Archive for July, 2008

Turns out I’m severely lactose intolerant; or, a haiku on Lactaid

Posted in Uncategorized on July 29, 2008 by piquantmolly

you slip down my throat

small and white like edelweiss

intestines rejoice

This one’s a keeper

Posted in Uncategorized on July 25, 2008 by piquantmolly

How do I know?

New Fella knew that I’d experienced infertility during marriage #1.  Entirely on his own, with no suggestion whatsoever from me, he decided that he should probably get a semen analysis, just in case.  He picked up the cup and submitted the sample all of his own volition, mentioning it to me along the way.

*SWOON*

(The results?  Excellent.)

The news according to spam in my work inbox

Posted in Incredibly random on July 22, 2008 by piquantmolly

Boy pokes fork into sister’s eye

Britney Spears quits singing career

Demi Moore’s baby suffers lung infection

Fast food causes men to shrink

Female gangs found robbing guys

Horse breaks riders skull in freak attack

JFK memoirs reveal illegitimate son

Jerry Seinfeld announces Seinfeld movie

Meg Ryan drops top at awards ceremony

Two-headed baby born in Texas

Tiger Woods Will Call Next Son Monkey

Yikes.

Posted in Me on July 8, 2008 by piquantmolly

So this weekend I was at my parents’ cabin, along with 8 friends. We had a blast – beautiful weather, great food courtesy of my mom, swimming in the lake, watching fireworks, drinking Shandy and soaking up the sun. A lovely weekend, much of which was spent wearing as little clothing as possible.

And then the pics went up on Facebook, and my jaw dropped.

My ass really looks like that? Really?

Now, I will preface the following thus:

I’ve always been a slim person (I know, total bitch) – mostly due to genetics and, more recently, Irritable Bowel Syndrome (good fun!). I’m 5’3”, and throughout high school and college I hovered near the entrance to the triple-digits. I was one of those people who ate and ate and ate and never gained an ounce. Metabolism sky-high! Size zero always on clearance! Why yes, I’ll have four more brownies, thanks for asking!

As of recently, things have changed. The changes began when I started my first job after college and suddenly I sat the entire day in a foam-rubber computer chair with occasional forays through the skyways of Minneapolis to retrieve frozen yogurts. I couldn’t figure out why my stomach hurt all the time, and why I always felt bloated. If I had owned a scale, I would have understood that I was in pain because my *clothes didn’t fit.* After buying a larger (but still small) wardrobe, things improved.
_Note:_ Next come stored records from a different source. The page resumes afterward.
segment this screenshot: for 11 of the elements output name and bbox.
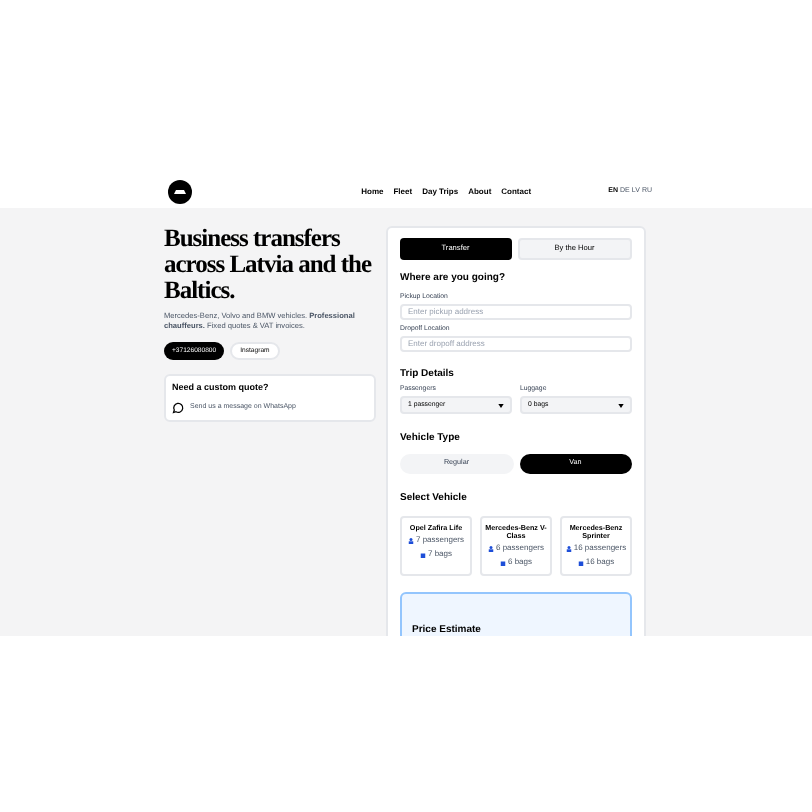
person-icon [407, 537, 414, 544]
person-icon [565, 545, 572, 552]
bag-icon [577, 559, 584, 566]
caret-icon [498, 403, 504, 408]
logo-icon[interactable] [168, 180, 192, 204]
caret-icon [618, 403, 624, 408]
person-icon [487, 545, 494, 552]
bag-icon [499, 559, 506, 566]
chat-icon [172, 401, 184, 414]
hero-title: Business transfers across Latvia and the Baltics. [164, 226, 374, 304]
bag-icon [419, 551, 426, 558]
Weight kept slowly inching up while I was married, and then really rose after the separation and divorce (something my ex-husband pointed out when we saw each other lately, which is one of many, many reasons why the Best Divorce Ever™ has sadly, yet inevitably soured). Though I’m still firmly in the normal weight camp by BMI standards (though everyone knows what a crock they really are), I am larger than I’ve ever been and the ass, she is spreading.

Most of me is disgusted by the fact that I’m somewhat appalled at seeing these pictures of me. I am still of a healthy weight, I wear a size that many women wish they could wear, yet here I sit gaping at the voluptuous hip area I’ve gained over the past year. I, who have read the fat acceptance blogs, agree 100%, and have made it a personal goal not to treat people differently because of their size. I, who read this post and was once again re-horrified by the fact that if you’re not bone skinny in America, you’re considered fat (many thanks for introducing me to that blog, Oro). I, who am furious that the word “fat” is the first insult hurled at any woman who weighs more than a malnourished pre-teen. I know these things. And yet the thought that the size of my ass was horrifying stays in my mind.

So many of you have written so much more profoundly on the body image issues we all face. Right now you’re rolling your eyes and saying, “Yes, Molly. Women in the world today are held to ridiculous expectations. Hadn’t you noticed that over the past 28 and 11/12 years of your life?” I’m behind, I know (no pun intended).

So here I am, late to the party, and asking for your to have this conversation again.  I hope you’ll forgive me.